Sharps bet every edge they can find! The pickiness comes regarding "big" bets. Sharps invest whenever they believe they have an edge, but they only place really big bets when the size of their edge is at its biggest.
Think about it this way. Oddsmakers post opening lines, and the numbers start moving. The public isn't ready to fire when odds go up. They're not watching the screens on their computers, or even aware of the general timing. Sharps are alert to openers, and shape them immediately. Early line movement comes from sharps betting a lot of games, not being picky.
And, at the end of the cycle, after the public has been lining up on the same favorites throughout a betting window (particularly in college and pro football), sharps will pick off numbers that moved too far all over the board. Again, that's A LOT OF GAMES. The nature of how sharps look for value forces them to be on a lot of games.
Sharps will often find themselves on both sides in the same game...maybe laying the favorite at -3 on the opener, but coming back on the underdog at +6 just before kickoff. To be clear, they weren't thinking about "shooting a middle" there. Maybe they graded the game at 4.5...and both bets made sense at the time each edge of the middle became available. Squares (the public) dream about hitting middles. Sharps end up being positioned that way as a side effect of how they bet.
My goal with these articles is to help you think like a sharp and bet like a sharp. This is one area where I'm a bit concerned...because that would mean asking you to bet MORE games. Are you ready for that? My best advice is this.

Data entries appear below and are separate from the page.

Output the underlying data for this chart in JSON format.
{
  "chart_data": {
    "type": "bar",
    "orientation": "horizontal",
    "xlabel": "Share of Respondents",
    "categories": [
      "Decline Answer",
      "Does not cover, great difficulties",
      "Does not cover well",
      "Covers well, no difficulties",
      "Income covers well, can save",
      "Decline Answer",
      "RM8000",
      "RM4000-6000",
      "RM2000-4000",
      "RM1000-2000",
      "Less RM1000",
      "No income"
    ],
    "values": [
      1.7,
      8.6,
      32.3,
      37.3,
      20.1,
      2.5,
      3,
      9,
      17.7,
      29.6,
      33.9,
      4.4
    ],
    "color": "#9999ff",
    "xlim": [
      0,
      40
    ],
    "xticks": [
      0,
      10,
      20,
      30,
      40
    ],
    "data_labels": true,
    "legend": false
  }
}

*Think about making more SMALLER bets, and fewer big bets. If you're like most bettors, you're too tempted to see something as a "sure thing" when it's not. You may have heard about a soccer bettor who risked $130,000 to win $20,000 in Las Vegas that Germany would beat South Korea the other day. Even THAT big a favorite isn't a sure thing to win straight up. On a busy football day, you might have five big bets (and a bunch of parlays using those same bets, inviting disaster if you lose a few); while sharps might have 15 smaller bets. The Wise Guys aren't reckless "degenerates" chasing a thrill. They're responsibly betting a lot of little edges (and not parlaying anything!)
*Think about "timing" your bets better than you currently do. Don't be one of those guys who's "see the line, bet the line" whenever you show up at a sports book or turn on your computer. Try to be ready for the openers so you can pick off soft lines. Stick around until just before kickoff so you can buy back against games that moved too much from public enthusiasm.

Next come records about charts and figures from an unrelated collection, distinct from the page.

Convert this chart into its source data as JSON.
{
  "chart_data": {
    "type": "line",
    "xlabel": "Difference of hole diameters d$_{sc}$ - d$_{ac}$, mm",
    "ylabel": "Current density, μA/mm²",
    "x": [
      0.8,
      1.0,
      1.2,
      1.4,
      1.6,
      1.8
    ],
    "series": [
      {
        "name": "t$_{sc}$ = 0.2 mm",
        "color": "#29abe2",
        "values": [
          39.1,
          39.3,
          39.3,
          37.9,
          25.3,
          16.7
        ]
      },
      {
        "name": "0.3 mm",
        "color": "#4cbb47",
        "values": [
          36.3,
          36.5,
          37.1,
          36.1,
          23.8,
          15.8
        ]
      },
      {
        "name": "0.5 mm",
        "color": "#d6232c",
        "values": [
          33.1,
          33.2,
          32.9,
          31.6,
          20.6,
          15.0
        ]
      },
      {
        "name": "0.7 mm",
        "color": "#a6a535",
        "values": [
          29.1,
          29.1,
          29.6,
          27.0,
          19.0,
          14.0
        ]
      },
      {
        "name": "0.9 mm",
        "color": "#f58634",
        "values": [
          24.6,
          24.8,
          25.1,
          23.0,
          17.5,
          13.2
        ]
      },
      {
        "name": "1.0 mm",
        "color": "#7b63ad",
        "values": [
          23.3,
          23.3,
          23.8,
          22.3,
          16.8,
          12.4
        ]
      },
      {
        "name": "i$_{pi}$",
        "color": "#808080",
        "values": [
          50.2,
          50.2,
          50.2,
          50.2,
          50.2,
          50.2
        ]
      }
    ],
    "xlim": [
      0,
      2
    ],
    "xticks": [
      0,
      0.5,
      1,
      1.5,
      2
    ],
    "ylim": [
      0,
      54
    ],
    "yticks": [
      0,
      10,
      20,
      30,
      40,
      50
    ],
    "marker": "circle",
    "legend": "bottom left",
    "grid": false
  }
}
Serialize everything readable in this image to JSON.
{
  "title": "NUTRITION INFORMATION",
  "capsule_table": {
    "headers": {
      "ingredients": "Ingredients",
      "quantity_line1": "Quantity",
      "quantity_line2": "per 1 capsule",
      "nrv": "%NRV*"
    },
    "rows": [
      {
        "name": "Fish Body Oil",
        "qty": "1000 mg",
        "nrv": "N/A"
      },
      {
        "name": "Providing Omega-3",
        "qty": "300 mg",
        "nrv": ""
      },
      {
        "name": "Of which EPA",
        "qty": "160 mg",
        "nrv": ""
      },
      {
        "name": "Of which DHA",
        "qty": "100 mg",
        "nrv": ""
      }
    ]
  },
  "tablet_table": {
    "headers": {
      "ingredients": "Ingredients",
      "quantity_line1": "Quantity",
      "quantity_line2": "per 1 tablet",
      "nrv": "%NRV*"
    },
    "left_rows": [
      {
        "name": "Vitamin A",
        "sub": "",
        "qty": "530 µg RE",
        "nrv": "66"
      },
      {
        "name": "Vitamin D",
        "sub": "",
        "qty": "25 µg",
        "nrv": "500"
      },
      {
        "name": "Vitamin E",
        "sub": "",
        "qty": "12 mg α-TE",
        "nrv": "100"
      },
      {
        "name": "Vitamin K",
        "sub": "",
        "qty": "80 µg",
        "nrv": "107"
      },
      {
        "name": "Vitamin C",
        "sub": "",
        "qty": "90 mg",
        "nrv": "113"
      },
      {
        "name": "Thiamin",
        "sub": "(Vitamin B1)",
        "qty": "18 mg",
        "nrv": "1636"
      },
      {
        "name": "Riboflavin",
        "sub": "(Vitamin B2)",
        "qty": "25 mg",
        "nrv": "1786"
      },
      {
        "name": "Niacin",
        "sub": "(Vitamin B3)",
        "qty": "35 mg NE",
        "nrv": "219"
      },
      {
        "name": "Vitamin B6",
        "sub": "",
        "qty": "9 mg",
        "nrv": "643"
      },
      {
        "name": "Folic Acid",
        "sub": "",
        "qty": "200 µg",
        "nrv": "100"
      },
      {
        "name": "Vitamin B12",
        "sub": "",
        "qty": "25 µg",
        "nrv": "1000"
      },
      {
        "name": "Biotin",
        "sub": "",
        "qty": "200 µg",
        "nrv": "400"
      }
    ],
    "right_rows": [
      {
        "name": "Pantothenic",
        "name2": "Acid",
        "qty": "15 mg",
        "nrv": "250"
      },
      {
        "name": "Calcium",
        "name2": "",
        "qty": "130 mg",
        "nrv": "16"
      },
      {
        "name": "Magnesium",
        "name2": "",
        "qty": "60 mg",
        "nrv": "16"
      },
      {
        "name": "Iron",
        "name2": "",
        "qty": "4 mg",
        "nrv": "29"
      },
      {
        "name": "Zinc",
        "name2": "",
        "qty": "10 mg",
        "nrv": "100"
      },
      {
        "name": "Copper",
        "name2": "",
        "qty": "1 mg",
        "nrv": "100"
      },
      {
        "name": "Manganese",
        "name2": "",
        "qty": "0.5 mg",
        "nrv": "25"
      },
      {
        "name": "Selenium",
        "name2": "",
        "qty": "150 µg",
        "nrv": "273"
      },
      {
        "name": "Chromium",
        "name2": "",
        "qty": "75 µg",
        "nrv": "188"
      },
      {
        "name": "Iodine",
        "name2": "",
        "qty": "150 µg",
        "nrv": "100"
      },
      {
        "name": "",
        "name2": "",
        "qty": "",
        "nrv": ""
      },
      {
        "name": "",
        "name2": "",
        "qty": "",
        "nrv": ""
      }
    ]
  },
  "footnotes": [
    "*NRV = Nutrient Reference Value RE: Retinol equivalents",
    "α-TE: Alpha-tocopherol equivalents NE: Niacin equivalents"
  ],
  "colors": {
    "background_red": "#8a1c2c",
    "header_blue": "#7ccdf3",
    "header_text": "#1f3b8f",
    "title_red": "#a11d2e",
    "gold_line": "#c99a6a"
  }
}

*Cut down on the number of favorites you bet, and stop being so timid about backing underdogs. It's not true that sharps bet "only" underdogs...as some pundits will tell you. But, they do bet favorites early and underdogs late. If you were honest with yourself, you'd admit that you bet too many favorites...you're betting them after the lines have already moved against you...and you're sticking them in too many parlays hoping to hit a jackpot. Sharps get the best of line moves. Squares take the worst of them.

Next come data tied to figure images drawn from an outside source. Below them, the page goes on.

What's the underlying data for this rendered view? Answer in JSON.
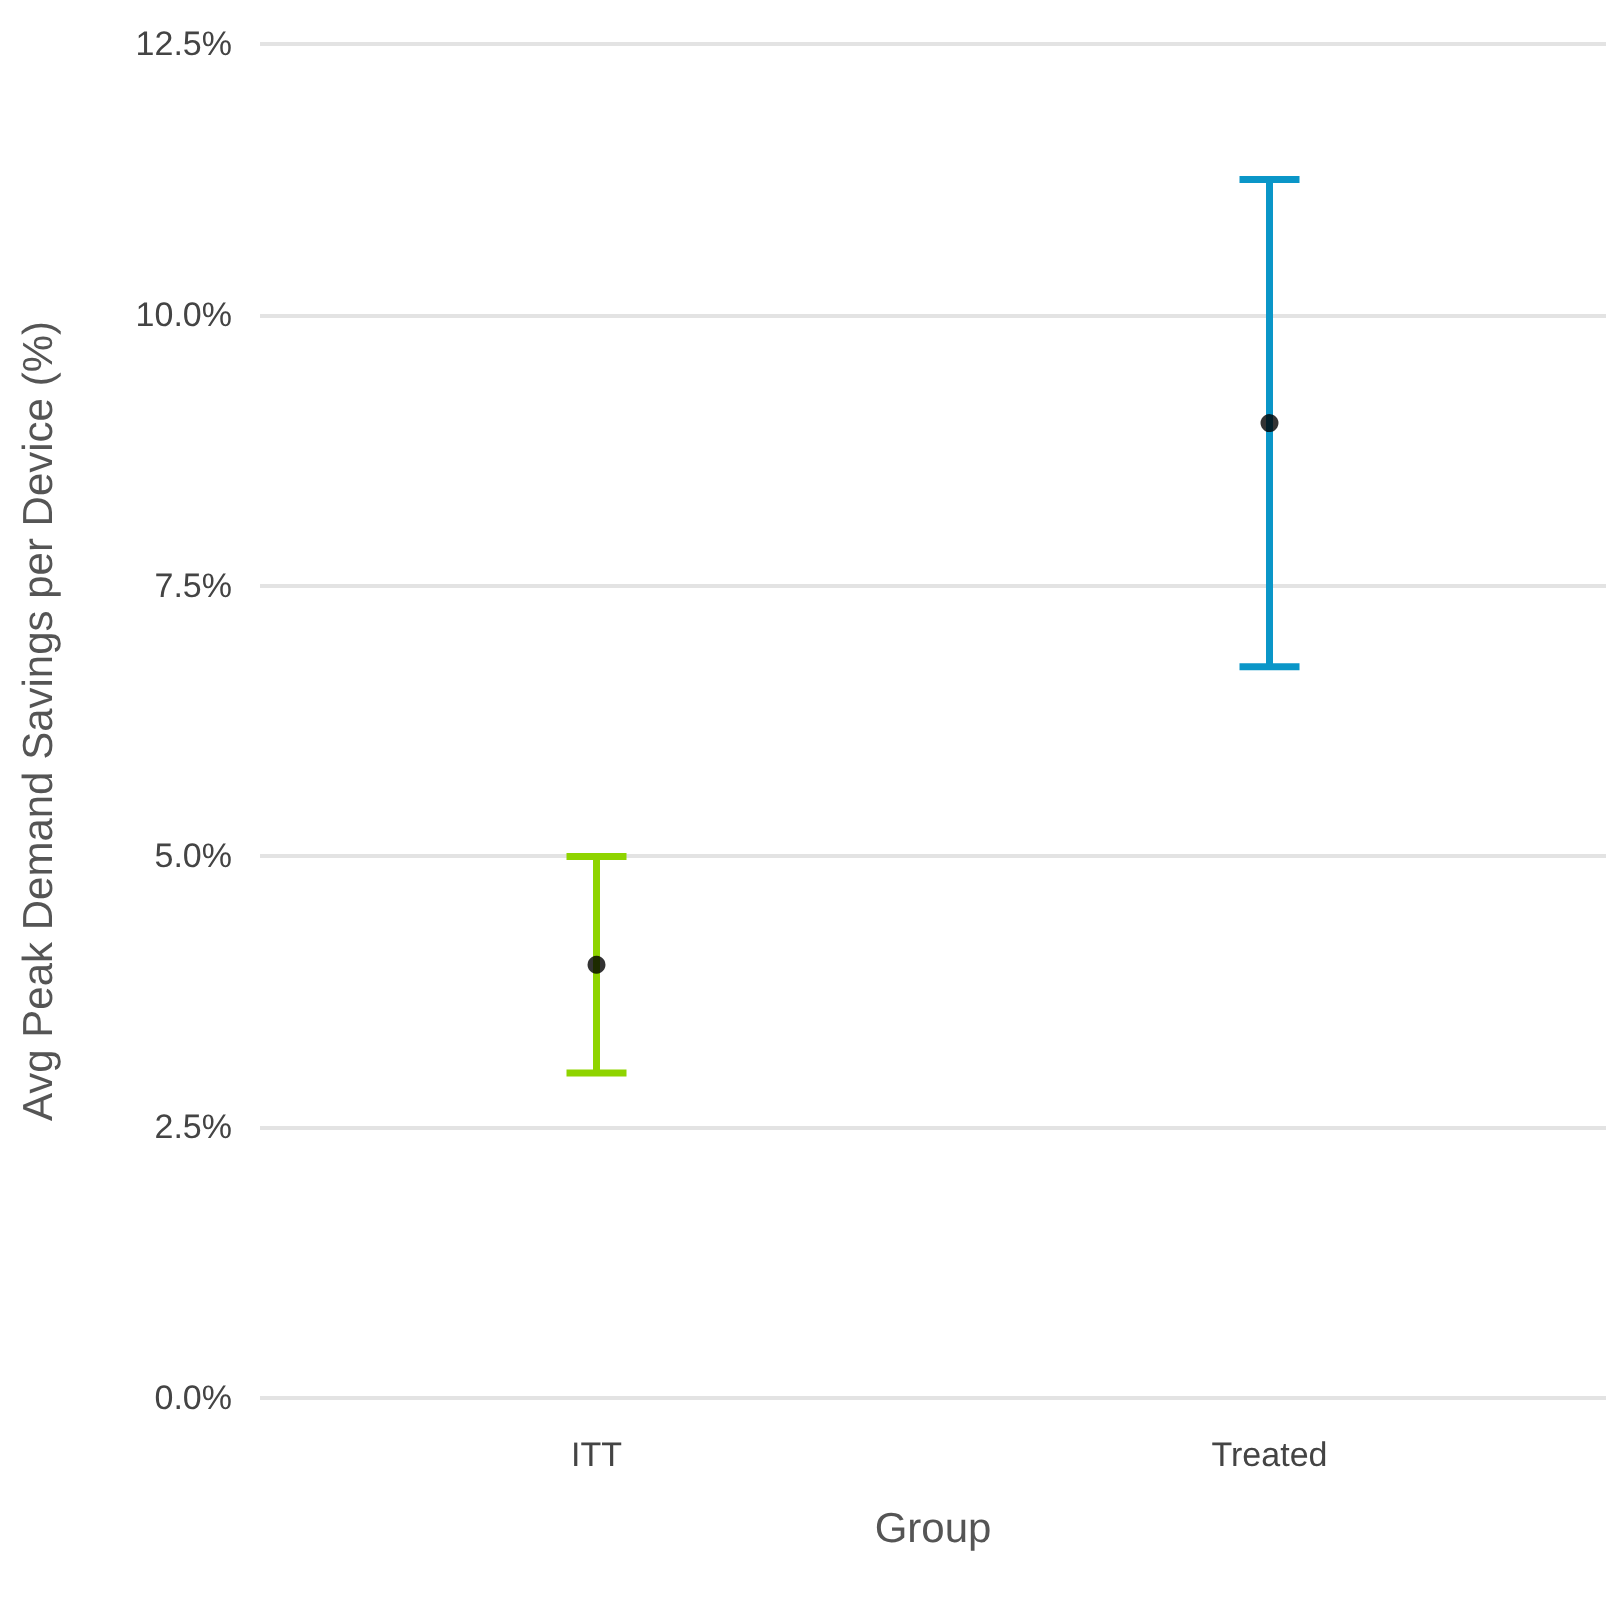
{
  "chart_data": {
    "type": "scatter",
    "xlabel": "Group",
    "ylabel": "Avg Peak Demand Savings per Device (%)",
    "categories": [
      "ITT",
      "Treated"
    ],
    "values": [
      4.0,
      9.0
    ],
    "errors": [
      1.0,
      2.25
    ],
    "color": "#000000",
    "ylim": [
      0,
      12.5
    ],
    "yticks": [
      {
        "value": 0,
        "label": "0.0%"
      },
      {
        "value": 2.5,
        "label": "2.5%"
      },
      {
        "value": 5,
        "label": "5.0%"
      },
      {
        "value": 7.5,
        "label": "7.5%"
      },
      {
        "value": 10,
        "label": "10.0%"
      },
      {
        "value": 12.5,
        "label": "12.5%"
      }
    ],
    "grid": "y",
    "marker": "circle"
  }
}
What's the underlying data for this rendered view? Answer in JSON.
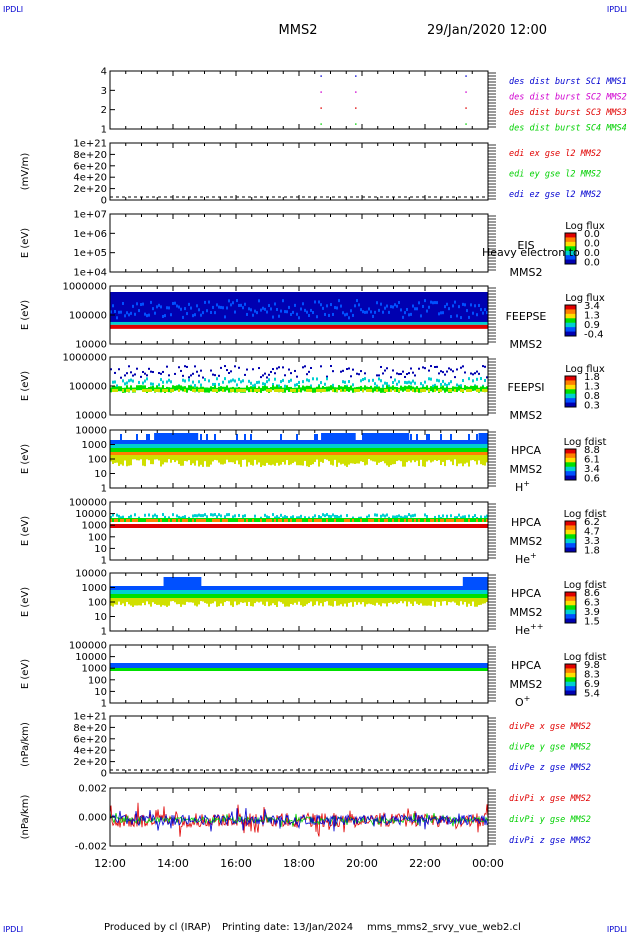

*Be smarter about establishing a bankroll and betting within your means. Too many bettors just kind of "imagine" a bankroll and bet on their mood. Sharps aren't all quants. But, they are good with numbers, and good with money. Maybe they learned the hard way by trial and error. Maybe they planned everything out to the nth degree in advance. But, they're SMART with money. Whatever your background and experience, you would be better served by being smarter with your money than you are right now.
It may not be your nature to chip away at a challenge hoping to grind out success. You want to swing for the fences every time at the plate. Sharps only do that on the occasional hanging curve ball. Most of life for a sharp is placing small size bets (compared to the size of his overall bankroll) that add up to profit over time, and "compound" to larger profits as the bankroll increases. Remember that oddsmakers do a good enough job of posting openers that few hanging curveballs will be coming your way. Put the ball in play. Day by day and week by week.